Selected multivariate Diversity-Interactions model

In preliminary analyses, the effect of species diversity and water supply treatment varied considerably across the six ecosystem functions analysed. The linear predictor for dry matter yield (DMY), nitrogen fertiliser efficiency (NFE) and weed suppression included species-specific identity effects and a term for the 300N comparison, both crossed with water supply treatment and interspecific interactions that were dictated by functional group membership (Eq. 2a). The linear predictor for yield consistency, the legacy effect and digestibility included species-specific identity effects, an additive effect of the water supply treatment and a term for the 300N comparison (Eq. 2b).

$$\left(\sum_{i=1}^{6}{\beta }_{ik}{P}_{i} +{\gamma }_{k}{X}_{N}\right)\times treatment+{\delta }_{GGk}{P}_{1}{P}_{2}+{\delta }_{LLk}{P}_{3}{P}_{4}+{\delta }_{HHk}{P}_{5}{P}_{6}$$
$$+{\delta }_{GLk}{P}_{G}{P}_{L}+{\delta }_{GHk}{P}_{G}{P}_{H}+{\delta }_{LHk}{P}_{L}{P}_{H}$$
(2a)
$$\sum_{i=1}^{6}{\beta }_{ik}{P}_{i} +{\gamma }_{k}{X}_{N}+{\eta }_{k}{X}_{D}$$
(2b)

\({P}_{1}\) to \({P}_{6}\) are the sown proportions of species 1 to 6 respectively, \({P}_{G}={P}_{1}+{P}_{2}\) is the sown proportion of grass species, \({P}_{L}={P}_{3}+{P}_{4}\) is the sown proportion of legume species, while \({P}_{H}={P}_{5} +{P}_{6}\) is the sown proportion of herb species. In Eq. (2a), ‘treatment’ represents a water supply factor with two levels (rainfed and drought). In Eq. (2b), \({X}_{N}=0\) for 150 N and \({X}_{N}=1\) for 300 N, and \({X}_{D}=0\) for rainfed and \({X}_{D}=1\) for drought.

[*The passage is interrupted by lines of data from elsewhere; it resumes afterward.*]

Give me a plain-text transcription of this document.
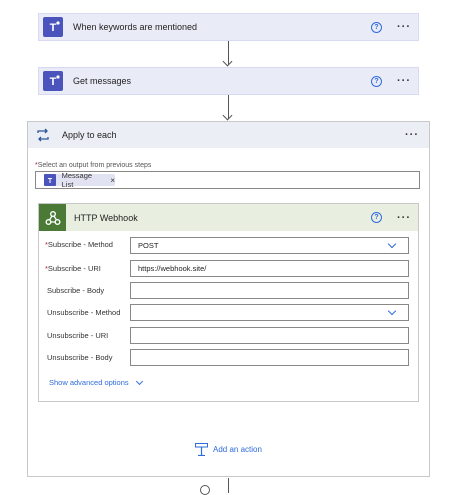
T When keywords are mentioned	?	···
T Get messages	?	···
Apply to each	···
*Select an output from previous steps
T
Message List	×
HTTP Webhook	?	···
*Subscribe - Method	POST
*Subscribe - URI	https://webhook.site/
Subscribe - Body
Unsubscribe - Method
Unsubscribe - URI
Unsubscribe - Body
Show advanced options
Add an action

We used the final model in three ways to interpret the effects of the species diversity and water supply treatments on ecosystem multifunctionality. For a range of communities: (1) we predicted the multivariate (six-dimensional) ecosystem function responses from the model, (2) we predicted the mean of the six ecosystem functions, which we termed the multifunctionality index ‘MF Index’, and (3) we computed the uncertainty of the predictions across the six functions. Each of these was computed from our final multivariate Diversity-Interactions model. When predicting the MF Index from our multivariate Diversity-Interactions model, all functions were given equal weighting (but it is possible to adjust weightings in a scenario where some functions are deemed more important than others3,25). We used SAS/STAT software function ‘proc mixed’ for model fitting42 and predictions. Further information on interpreting Diversity-Interactions models is available in Kirwan et al.23 and Moral et al.24.